IPieceHashEngine is the abstraction over the SHA-1 / SHA-256 primitives used during piece verification. The default SystemCryptoPieceHashEngine calls System.Security.Cryptography directly (hardware-accelerated SHA-NI on modern CPUs) and is byte-identical to SpawnDev.WebTorrent 3.1.x and earlier — no behavior change unless you opt in.

The interface lets recheck-heavy workloads route piece verification through GPU / batched implementations. Shipped in 3.2.0 (2026-04-25).

Why pluggable

  • Recheck workloads. Verifying every piece of a 100 GB torrent is 25,000+ independent SHA-256 calls. Batching them through ILGPU on a desktop GPU (CUDA / OpenCL) can be ~10-30× faster than sequential CPU. The browser path (WebGPU SHA-256 kernel) wins similarly on M-series and discrete GPUs.
  • Future Merkle batching. BEP 52 v2 piece-layer computation issues one SHA-256 per 16 KiB leaf plus one per tree level. All leaf hashes are independent — a single GPU dispatch hashes them all in parallel.
  • Testability. A custom engine can inject deterministic failures, count invocations, or simulate slow hardware.

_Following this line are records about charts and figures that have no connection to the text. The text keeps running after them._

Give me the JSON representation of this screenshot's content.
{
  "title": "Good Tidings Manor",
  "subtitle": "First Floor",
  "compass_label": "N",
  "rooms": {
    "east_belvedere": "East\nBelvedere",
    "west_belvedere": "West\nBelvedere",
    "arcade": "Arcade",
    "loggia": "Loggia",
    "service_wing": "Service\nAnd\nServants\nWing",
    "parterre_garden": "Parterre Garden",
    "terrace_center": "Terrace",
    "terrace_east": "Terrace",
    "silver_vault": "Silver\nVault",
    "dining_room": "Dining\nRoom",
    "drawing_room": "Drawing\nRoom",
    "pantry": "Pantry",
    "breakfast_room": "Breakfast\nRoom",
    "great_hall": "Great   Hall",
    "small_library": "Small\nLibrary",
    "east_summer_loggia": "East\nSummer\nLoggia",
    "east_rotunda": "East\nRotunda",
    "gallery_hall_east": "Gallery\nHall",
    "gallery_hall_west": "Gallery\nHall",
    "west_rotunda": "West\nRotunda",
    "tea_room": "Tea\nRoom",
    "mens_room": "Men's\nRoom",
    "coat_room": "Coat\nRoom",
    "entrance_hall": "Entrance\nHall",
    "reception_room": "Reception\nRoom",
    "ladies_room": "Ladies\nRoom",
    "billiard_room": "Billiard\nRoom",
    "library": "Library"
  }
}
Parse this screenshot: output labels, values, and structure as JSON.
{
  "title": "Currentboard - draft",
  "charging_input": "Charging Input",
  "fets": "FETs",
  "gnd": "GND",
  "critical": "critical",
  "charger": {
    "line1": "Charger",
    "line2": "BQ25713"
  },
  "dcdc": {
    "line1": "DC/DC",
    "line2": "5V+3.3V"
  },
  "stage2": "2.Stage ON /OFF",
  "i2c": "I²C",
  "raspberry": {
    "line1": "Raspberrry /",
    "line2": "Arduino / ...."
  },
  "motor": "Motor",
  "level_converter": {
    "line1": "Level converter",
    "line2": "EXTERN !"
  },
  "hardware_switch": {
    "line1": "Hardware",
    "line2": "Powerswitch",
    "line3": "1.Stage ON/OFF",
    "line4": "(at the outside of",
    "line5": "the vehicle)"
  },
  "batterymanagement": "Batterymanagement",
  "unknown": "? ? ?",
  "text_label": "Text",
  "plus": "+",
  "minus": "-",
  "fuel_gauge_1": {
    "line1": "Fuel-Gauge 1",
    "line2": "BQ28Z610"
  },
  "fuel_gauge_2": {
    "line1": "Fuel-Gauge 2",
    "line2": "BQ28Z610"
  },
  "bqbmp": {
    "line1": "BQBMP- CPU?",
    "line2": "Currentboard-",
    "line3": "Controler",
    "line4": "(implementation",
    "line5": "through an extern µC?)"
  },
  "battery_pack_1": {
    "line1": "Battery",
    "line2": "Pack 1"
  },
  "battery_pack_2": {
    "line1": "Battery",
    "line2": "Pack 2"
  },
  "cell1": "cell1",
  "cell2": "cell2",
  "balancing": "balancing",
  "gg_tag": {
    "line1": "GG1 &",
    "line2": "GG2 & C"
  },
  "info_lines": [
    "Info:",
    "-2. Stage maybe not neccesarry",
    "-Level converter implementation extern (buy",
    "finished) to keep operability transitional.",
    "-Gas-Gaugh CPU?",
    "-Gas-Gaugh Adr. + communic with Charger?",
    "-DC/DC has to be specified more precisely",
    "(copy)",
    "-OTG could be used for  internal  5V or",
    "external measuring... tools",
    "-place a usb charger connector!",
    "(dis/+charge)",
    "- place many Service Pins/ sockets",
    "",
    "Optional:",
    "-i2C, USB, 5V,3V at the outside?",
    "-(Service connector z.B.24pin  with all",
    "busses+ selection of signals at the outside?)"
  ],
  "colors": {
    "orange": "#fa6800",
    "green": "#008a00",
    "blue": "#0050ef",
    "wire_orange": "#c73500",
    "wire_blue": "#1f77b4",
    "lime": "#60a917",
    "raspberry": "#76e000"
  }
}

SpawnDev.WebTorrent intentionally does not depend on SpawnDev.ILGPU. The GPU engine will ship as a separate package (SpawnDev.WebTorrent.GpuHash, planned) so consumers who don't need it stay dependency-light.

API

public interface IPieceHashEngine
{
    /// <summary>SHA-1 of <paramref name="input"/>. Returns 20 bytes.</summary>
    byte[] Sha1(ReadOnlySpan<byte> input);

    /// <summary>SHA-256 of <paramref name="input"/>. Returns 32 bytes.</summary>
    byte[] Sha256(ReadOnlySpan<byte> input);

    /// <summary>
    /// Bulk SHA-256 of N independent inputs. Returns N hashes, order-preserved.
    /// Default CPU implementation falls back to a loop of <see cref="Sha256"/>;
    /// GPU implementations should dispatch all inputs as one kernel batch for
    /// per-call kernel-launch amortization.
    /// </summary>
    byte[][] BatchSha256(IReadOnlyList<ReadOnlyMemory<byte>> inputs);
}

Default — SystemCryptoPieceHashEngine

public sealed class SystemCryptoPieceHashEngine : IPieceHashEngine
{
    public byte[] Sha1(ReadOnlySpan<byte> input)
        => System.Security.Cryptography.SHA1.HashData(input);

    public byte[] Sha256(ReadOnlySpan<byte> input)
        => System.Security.Cryptography.SHA256.HashData(input);

    public byte[][] BatchSha256(IReadOnlyList<ReadOnlyMemory<byte>> inputs)
    {
        var result = new byte[inputs.Count][];
        for (int i = 0; i < inputs.Count; i++)
            result[i] = System.Security.Cryptography.SHA256.HashData(inputs[i].Span);
        return result;
    }
}

Fast on desktop (hardware SHA-NI on x86 / ARMv8 cryptography extensions) and adequate on browser (WASM SHA-256 ≈ 200-400 MB/s). Zero non-BCL dependencies.

Wiring

Construct-time

await using var client = new WebTorrentClient(new WebTorrentClientOptions
{
    PieceHashEngine = myCustomEngine,   // any IPieceHashEngine
});

If PieceHashEngine is omitted (or null), the client constructs a SystemCryptoPieceHashEngine automatically. Existing 3.1.x code keeps running unchanged.

Runtime

client.PieceHashEngine = anotherEngine;   // can be flipped at any time

The active engine is read on every Torrent.VerifyPieceHash call, so swapping it takes effect on the very next piece verification.

Read-only inspection

IPieceHashEngine current = client.PieceHashEngine;

Where the engine is called

Today (3.2.0) the engine intercepts the v1 / Phase-1 flat hash path inside Torrent.VerifyPieceHash:

  • expected.Length == 32engine.Sha256(buf)
  • expected.Length == 20engine.Sha1(buf)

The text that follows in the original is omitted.